You increase transparency of what incidents are being thwarted, show comparisons with available industry data to illustrate the correct base rate. You also involve some senior leadership in your new blameless port-mortem process so they see the effectiveness of your team's work.
Managing the Valley
There are some good practices across all scenarios to avoid the valley or cross the valley quickly:
Plan to avoid the valley. As you’ve seen in the examples above, there’s an obvious common pattern that you could have anticipated the valley and adopted the end solution as your approach from the beginning. In other words, being careful on scope, providing tools and support, integrating carefully into business and technology workflows and so on. But, this is often an idealized situation. In reality you may have to solve problems tactically, either because of wider deadlines, risk priorities, audit or regulatory findings or other driving factors. These layers of tactical work can soon put you in the valley. Often the people who compel you to the quick fix will be the ones who are most aghast when you’re in the valley even though you didn’t get the time to phase the strategy correctly. Try and challenge this up-front.

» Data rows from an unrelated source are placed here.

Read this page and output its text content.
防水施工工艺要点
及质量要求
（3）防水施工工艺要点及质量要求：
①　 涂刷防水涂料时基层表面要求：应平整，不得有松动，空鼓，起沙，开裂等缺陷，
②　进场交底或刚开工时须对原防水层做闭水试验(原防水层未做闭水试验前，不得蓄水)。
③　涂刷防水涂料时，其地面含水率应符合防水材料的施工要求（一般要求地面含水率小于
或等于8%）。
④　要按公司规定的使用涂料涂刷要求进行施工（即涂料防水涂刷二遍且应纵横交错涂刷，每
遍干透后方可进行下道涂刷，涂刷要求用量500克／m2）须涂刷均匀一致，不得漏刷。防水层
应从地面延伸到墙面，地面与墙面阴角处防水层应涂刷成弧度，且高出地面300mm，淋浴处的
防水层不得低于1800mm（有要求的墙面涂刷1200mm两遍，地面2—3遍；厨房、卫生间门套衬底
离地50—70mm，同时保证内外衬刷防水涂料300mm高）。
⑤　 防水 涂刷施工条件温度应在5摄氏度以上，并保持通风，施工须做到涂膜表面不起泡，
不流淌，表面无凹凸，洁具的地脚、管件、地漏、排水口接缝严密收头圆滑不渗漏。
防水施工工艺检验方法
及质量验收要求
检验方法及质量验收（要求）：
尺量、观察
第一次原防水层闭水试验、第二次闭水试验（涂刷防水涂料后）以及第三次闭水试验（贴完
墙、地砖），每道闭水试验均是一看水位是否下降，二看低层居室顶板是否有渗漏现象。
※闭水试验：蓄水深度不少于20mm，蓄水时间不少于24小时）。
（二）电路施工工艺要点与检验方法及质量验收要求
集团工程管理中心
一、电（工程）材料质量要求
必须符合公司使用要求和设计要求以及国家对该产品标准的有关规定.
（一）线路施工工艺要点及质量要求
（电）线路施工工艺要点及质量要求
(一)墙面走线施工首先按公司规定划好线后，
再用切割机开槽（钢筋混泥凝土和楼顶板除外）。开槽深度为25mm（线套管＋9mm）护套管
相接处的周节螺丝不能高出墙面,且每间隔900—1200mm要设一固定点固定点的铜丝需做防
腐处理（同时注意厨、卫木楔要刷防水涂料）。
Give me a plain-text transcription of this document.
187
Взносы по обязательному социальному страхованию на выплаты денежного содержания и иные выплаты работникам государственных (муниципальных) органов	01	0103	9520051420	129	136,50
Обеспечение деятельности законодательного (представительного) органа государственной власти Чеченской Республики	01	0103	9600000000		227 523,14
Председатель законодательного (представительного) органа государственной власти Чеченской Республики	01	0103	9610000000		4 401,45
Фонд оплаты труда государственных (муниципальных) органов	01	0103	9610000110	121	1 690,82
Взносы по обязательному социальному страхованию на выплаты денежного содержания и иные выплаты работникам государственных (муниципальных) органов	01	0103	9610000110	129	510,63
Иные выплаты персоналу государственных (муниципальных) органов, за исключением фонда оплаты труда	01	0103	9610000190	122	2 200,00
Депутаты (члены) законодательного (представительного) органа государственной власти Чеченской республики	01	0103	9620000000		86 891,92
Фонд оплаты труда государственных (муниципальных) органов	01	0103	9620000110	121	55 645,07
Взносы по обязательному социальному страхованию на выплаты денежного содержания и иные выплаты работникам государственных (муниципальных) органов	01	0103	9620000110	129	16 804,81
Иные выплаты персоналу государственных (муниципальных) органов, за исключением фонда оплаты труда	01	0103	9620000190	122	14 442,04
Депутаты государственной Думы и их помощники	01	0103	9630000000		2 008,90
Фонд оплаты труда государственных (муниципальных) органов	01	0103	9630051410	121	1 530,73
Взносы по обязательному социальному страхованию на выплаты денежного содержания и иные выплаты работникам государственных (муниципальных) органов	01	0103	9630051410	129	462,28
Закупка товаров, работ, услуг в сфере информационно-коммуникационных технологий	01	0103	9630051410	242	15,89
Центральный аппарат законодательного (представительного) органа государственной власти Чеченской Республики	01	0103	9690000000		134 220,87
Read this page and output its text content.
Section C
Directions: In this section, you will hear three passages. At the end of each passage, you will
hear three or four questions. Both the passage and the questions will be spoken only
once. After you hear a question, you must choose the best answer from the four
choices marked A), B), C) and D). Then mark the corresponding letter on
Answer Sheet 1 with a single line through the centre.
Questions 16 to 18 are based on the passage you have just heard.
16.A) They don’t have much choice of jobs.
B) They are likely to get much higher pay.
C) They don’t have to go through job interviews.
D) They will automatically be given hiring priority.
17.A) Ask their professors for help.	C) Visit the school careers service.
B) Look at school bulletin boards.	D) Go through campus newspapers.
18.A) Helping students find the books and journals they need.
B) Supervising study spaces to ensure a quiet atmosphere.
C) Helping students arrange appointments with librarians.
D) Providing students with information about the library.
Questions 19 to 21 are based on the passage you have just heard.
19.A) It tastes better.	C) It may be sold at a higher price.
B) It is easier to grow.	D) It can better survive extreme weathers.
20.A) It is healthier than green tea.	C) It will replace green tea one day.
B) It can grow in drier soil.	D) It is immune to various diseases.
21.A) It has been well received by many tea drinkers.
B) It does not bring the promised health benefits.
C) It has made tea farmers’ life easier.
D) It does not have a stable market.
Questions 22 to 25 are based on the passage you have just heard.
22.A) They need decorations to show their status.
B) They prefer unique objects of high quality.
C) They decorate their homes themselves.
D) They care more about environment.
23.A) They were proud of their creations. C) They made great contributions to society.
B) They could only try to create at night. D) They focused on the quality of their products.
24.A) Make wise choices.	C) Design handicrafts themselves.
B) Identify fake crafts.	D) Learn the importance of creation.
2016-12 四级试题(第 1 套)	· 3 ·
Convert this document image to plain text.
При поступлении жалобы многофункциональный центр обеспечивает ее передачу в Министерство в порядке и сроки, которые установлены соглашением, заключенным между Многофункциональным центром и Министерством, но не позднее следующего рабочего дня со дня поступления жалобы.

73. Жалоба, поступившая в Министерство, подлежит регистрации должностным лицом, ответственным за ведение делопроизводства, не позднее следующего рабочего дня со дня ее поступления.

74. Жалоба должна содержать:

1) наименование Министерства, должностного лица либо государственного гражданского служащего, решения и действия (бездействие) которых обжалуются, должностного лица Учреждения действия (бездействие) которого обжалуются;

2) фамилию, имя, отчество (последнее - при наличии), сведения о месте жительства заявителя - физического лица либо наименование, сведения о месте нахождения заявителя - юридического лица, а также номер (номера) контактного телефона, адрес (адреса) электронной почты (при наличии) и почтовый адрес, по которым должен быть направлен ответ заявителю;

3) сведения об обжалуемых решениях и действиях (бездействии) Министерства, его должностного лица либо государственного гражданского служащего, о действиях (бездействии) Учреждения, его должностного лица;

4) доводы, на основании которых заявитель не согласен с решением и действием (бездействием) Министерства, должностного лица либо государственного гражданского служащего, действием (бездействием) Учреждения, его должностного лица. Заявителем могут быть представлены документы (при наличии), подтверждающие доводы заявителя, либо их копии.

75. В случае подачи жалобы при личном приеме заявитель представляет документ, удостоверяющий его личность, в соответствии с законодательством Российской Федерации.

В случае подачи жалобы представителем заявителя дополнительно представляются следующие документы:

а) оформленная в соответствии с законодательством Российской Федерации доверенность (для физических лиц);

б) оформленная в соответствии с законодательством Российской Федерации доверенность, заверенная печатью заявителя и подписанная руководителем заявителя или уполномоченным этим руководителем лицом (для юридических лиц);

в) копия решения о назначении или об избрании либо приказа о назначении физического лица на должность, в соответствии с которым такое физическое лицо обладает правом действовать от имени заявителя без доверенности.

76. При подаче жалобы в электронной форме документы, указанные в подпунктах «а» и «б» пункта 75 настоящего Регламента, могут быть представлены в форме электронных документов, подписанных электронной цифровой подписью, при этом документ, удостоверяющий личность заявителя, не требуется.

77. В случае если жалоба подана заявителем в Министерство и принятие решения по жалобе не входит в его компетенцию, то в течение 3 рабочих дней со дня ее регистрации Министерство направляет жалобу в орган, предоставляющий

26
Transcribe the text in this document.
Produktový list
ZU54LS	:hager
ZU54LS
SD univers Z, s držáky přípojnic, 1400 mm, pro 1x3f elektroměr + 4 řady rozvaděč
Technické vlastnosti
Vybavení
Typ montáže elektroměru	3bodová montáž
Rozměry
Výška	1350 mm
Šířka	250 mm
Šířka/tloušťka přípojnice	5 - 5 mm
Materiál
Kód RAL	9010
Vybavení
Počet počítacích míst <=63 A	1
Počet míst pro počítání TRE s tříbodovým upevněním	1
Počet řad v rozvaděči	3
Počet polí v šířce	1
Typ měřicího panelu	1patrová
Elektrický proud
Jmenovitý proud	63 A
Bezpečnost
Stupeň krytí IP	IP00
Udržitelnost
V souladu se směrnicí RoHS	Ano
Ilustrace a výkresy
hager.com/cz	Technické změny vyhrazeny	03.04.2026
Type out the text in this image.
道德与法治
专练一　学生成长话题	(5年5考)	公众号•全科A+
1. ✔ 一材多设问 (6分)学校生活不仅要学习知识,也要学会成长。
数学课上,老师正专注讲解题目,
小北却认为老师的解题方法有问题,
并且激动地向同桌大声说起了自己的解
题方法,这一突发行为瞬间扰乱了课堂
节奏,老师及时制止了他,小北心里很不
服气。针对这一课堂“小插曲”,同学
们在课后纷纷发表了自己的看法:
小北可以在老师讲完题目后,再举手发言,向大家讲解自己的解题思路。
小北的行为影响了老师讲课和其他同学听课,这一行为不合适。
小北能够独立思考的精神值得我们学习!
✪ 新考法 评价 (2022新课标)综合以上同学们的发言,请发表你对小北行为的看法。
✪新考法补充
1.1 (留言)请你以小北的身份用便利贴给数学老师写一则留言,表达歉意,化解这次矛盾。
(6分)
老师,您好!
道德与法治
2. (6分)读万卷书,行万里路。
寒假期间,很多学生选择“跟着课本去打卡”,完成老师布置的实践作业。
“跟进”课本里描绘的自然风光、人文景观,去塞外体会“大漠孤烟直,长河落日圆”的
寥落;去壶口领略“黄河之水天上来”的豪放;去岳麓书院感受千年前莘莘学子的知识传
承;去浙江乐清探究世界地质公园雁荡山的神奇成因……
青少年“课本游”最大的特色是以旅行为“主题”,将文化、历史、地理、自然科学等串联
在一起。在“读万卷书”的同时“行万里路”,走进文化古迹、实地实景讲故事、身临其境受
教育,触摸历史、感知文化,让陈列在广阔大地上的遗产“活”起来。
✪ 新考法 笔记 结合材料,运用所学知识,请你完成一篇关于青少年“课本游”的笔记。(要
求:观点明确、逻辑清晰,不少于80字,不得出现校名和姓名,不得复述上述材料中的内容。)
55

Foretell the valley. The next option is to pre-communicate to your leadership or other sponsors that the valley is there, it’s coming and what it will look like when you’re in it. Often, this communication may help to alleviate some of the drivers that will otherwise put you in it. If not, then at least it may help assuage the revulsion when you get there.
Cross the valley quickly. Ready yourself for the pain. Perhaps even use it to your advantage to secure the funding or prioritization for the next set of tactics that will push you toward your strategic goals. As Churchill said, "If you're going through hell, keep going."
Stop short. Finally, perhaps in some cases it might even be wise to stop short of the end goal - before you enter the valley. Some problems might not be ready to solve.
Bottom line: There's a common theme here. When you bring transparency to find and fix issues you look worse than those who don’t even try. Even though your risk, in the end, is less than theirs. When you don’t prepare your leadership or customers for this you not only get a decrease in perceived trust you get a collapse of trust. You’re in the uncanny valley. You need to be moving with such momentum or have prepared people for this to be able to make it through to the other side.